Conclusion/Findings (TL;DR)
  • Stability is required.
  • JayZ's values, are inadequate. Stability will not fix it.
  • There is no free lunch (aka perfect solution)
  • Both NB's system and CFox tweaks are good solutions.
  • Cluster Fox with X,Y,C tuning, stability and seeding gives a good PSR representation of skill. This builds on the system already in place.
  • Nightbird's system is another viable option but has some shortcomings as well. With no moving average, PSR would need to be reset every season otherwise PSR will not evolve with skill. A moving average is a compromise. Seeding is worth exploring.

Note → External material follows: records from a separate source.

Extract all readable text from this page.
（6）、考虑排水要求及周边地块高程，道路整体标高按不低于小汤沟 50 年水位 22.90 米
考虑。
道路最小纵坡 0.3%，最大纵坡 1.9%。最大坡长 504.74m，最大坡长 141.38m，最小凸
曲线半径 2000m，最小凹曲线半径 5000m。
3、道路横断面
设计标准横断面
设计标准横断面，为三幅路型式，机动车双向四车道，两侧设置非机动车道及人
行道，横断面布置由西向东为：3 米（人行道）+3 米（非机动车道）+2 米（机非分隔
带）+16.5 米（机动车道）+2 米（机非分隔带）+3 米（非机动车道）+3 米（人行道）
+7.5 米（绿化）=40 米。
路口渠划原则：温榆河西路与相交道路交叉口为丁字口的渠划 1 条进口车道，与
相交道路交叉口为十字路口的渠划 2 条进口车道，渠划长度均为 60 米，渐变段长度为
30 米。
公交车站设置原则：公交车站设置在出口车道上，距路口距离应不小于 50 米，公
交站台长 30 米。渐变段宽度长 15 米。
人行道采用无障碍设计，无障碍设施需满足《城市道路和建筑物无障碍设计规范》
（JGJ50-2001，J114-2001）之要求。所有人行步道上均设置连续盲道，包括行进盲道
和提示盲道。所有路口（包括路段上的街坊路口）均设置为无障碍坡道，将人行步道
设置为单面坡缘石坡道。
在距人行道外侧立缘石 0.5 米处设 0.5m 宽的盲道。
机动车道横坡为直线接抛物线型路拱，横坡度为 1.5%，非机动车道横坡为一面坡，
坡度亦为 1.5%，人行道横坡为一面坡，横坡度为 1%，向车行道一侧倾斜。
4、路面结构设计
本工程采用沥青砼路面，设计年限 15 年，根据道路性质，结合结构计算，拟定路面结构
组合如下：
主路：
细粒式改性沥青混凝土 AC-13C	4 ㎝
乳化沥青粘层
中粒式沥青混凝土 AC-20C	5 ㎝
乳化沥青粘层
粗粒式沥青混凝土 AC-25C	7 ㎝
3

What are Cluster Fox's PSR fixes?
It's what we got now, but tuned up and stabilized.
  • Step 1. Change the X,Y,C values in the current system (jayZ).
  • Step 2. Add a simple formula using the player's PSR to stabilize it.
  • Step 3. Remove maximum PSR cap.
  • Step 4. Start new players at PSR=500.
  • No PSR reset.
No need to fetch player database for WLR - only PSR and match results are used.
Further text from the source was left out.